To whom I felt moved to write (plus a ps on EDF snitching on pot growers):

"Thank you for your piece today, which will make a nice counterpiece in my blog to the mostly uncritical gush that has been accorded this announcement in other quarters.

It has not been my experience that anyone in marketing, especially retail, has not put a price, first, and as high as possible, on anything they do. This has to be a new one.

However, with this new found hue, maybe my little organisation, which does no more than offer free (with paid ads if they want to push something genuinely, planet-savingly, consumer-benefittingly green they sell or do - only not going 'carbon neutral' because, as you say, they should have done ages ago and it really only helps their own bottom line, PR and CSR at AGM time) opportunities for them to upload their product data for reuse and recycling info purposes (which one would have assumed a savvy marketer would see as a possible ADDITIONAL sales opportunity), as has such as ecover, maybe they may feel like getting back to us after 3 years trying to get through the minions, using such e-dm as our Folda-Holda.

We cost them nothing and could make them money, after all. But maybe looking good is more important and needs more attention than actually doing good.

Rgds, Peter Martin

ps: Shining a light on EDF's true role in joint supply-side issues

I was recently at a seminar at the Science Museum where one of my co-presenters was extolling the virtues of hemp as source of textiles, etc. In eco-terms it is even way ahead of bamboo for instance. However all our enthusiasm for the potential (myself included) was dampened slightly when the speaker was asked how we grew it at home... you know the rest.

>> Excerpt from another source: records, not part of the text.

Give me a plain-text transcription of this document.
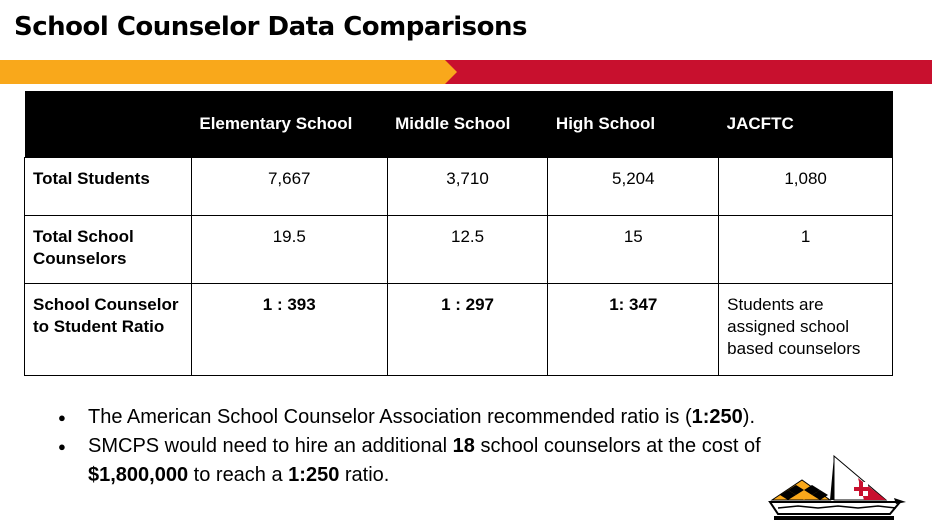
School Counselor Data Comparisons
	Elementary School	Middle School	High School	JACFTC
Total Students	7,667	3,710	5,204	1,080
Total School Counselors	19.5	12.5	15	1
School Counselor to Student Ratio	1 : 393	1 : 297	1: 347	Students are assigned school based counselors
● The American School Counselor Association recommended ratio is (1:250).
● SMCPS would need to hire an additional 18 school counselors at the cost of $1,800,000 to reach a 1:250 ratio.
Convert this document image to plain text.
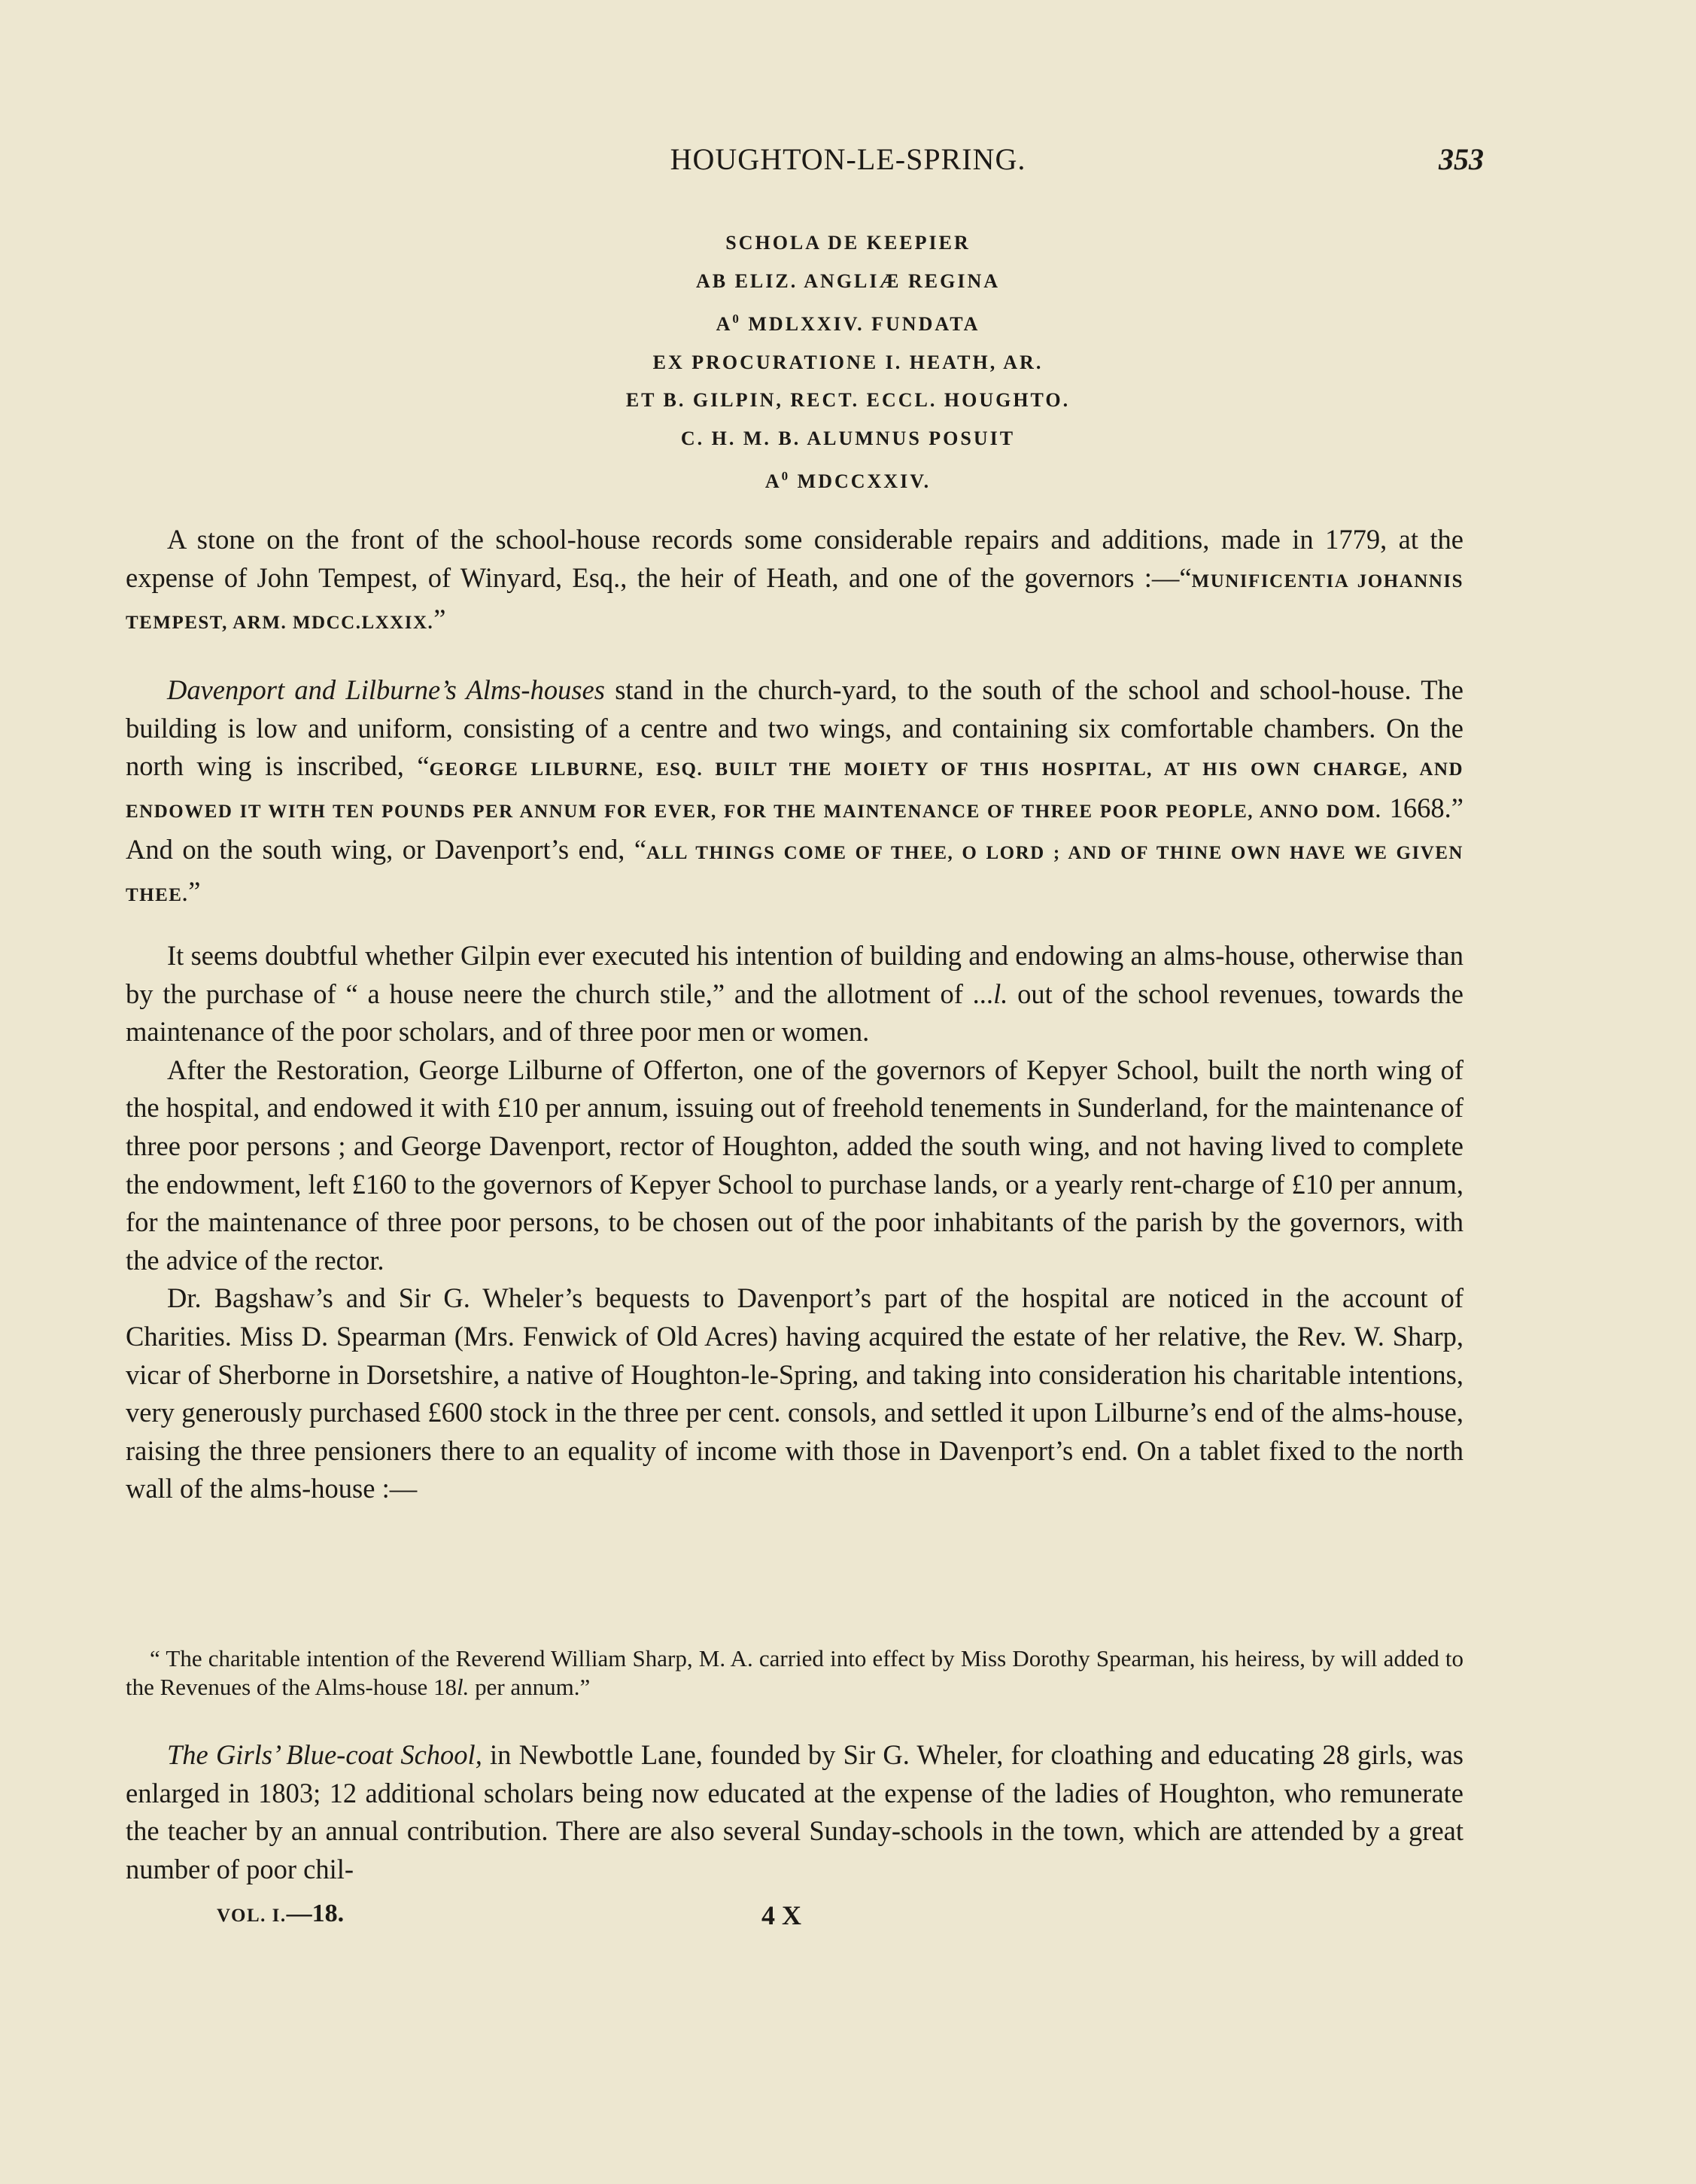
HOUGHTON-LE-SPRING.	353
SCHOLA DE KEEPIER
AB ELIZ. ANGLIÆ REGINA
$A^0$ MDLXXIV. FUNDATA
EX PROCURATIONE I. HEATH, AR.
ET B. GILPIN, RECT. ECCL. HOUGHTO.
C. H. M. B. ALUMNUS POSUIT
$A^0$ MDCCXXIV.

A stone on the front of the school-house records some considerable repairs and additions, made in 1779, at the expense of John Tempest, of Winyard, Esq., the heir of Heath, and one of the governors :—“MUNIFICENTIA JOHANNIS TEMPEST, ARM. MDCC.LXXIX.”

Davenport and Lilburne’s Alms-houses stand in the church-yard, to the south of the school and school-house. The building is low and uniform, consisting of a centre and two wings, and containing six comfortable chambers. On the north wing is inscribed, “GEORGE LILBURNE, ESQ. BUILT THE MOIETY OF THIS HOSPITAL, AT HIS OWN CHARGE, AND ENDOWED IT WITH TEN POUNDS PER ANNUM FOR EVER, FOR THE MAINTENANCE OF THREE POOR PEOPLE, ANNO DOM. 1668.” And on the south wing, or Davenport’s end, “ALL THINGS COME OF THEE, O LORD ; AND OF THINE OWN HAVE WE GIVEN THEE.”

It seems doubtful whether Gilpin ever executed his intention of building and endowing an alms-house, otherwise than by the purchase of “ a house neere the church stile,” and the allotment of ...l. out of the school revenues, towards the maintenance of the poor scholars, and of three poor men or women.

After the Restoration, George Lilburne of Offerton, one of the governors of Kepyer School, built the north wing of the hospital, and endowed it with £10 per annum, issuing out of freehold tenements in Sunderland, for the maintenance of three poor persons ; and George Davenport, rector of Houghton, added the south wing, and not having lived to complete the endowment, left £160 to the governors of Kepyer School to purchase lands, or a yearly rent-charge of £10 per annum, for the maintenance of three poor persons, to be chosen out of the poor inhabitants of the parish by the governors, with the advice of the rector.

Dr. Bagshaw’s and Sir G. Wheler’s bequests to Davenport’s part of the hospital are noticed in the account of Charities. Miss D. Spearman (Mrs. Fenwick of Old Acres) having acquired the estate of her relative, the Rev. W. Sharp, vicar of Sherborne in Dorsetshire, a native of Houghton-le-Spring, and taking into consideration his charitable intentions, very generously purchased £600 stock in the three per cent. consols, and settled it upon Lilburne’s end of the alms-house, raising the three pensioners there to an equality of income with those in Davenport’s end. On a tablet fixed to the north wall of the alms-house :—

“ The charitable intention of the Reverend William Sharp, M. A. carried into effect by Miss Dorothy Spearman, his heiress, by will added to the Revenues of the Alms-house 18l. per annum.”

The Girls’ Blue-coat School, in Newbottle Lane, founded by Sir G. Wheler, for cloathing and educating 28 girls, was enlarged in 1803; 12 additional scholars being now educated at the expense of the ladies of Houghton, who remunerate the teacher by an annual contribution. There are also several Sunday-schools in the town, which are attended by a great number of poor chil-

VOL. I.—18.	4 X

Still if EDF does feel like making a contribution to global warming in synergistic areas, it may be worth looking at!"

Suits who, Aunty?

In my time I have had occasion to doubt, and take issue with the BBC's ability to remain objective. Or, more and more, the provision of free ads to those who may or may not deserve it. While one presume no money changes hands, one can only wonder what happens 'in kind' (I challenged a piece a while ago that devoted 30 minutes to cosmetic tourism, where a full crew had a week at one resort in South Africa showing little more than slappers having their t&a jobs to great acclaim, and doubtless ratings. No mention of any other options, or indeed the risks).

As it does cross into areas of enviro-concern (suit-miles, local trade, etc), I took issue (in the form of some questions) on its complaints/Newswatch site (which seems to have melded):

"I realise there is a continual fine line being walked in sharing items of consumer interest, but what is it, who sets it and who polices it?

Take this morning's Breakfast TV item on cheap suits.

While it could have been a legitimate piece on outsourcing, global trade, consumer demand and ethical practices, I felt it was little more than an ad for a one week store promo, for which the BBC happily provided free air time. I got the price, how long, where, and that they were machine washable. Even vox pops of impressed shoppers. At no stage were any of the other issues, or indeed alternatives mentioned more than in passing.

Some poor UK craftsperson's venue was used (at least in the slot I saw) to make the commercial, but at no stage was he offered an opinion on quality, etc.

Is my licence funding major supermarkets’ marketing now?

No wonder our retail industry is heading to out of town megamalls with such assistance."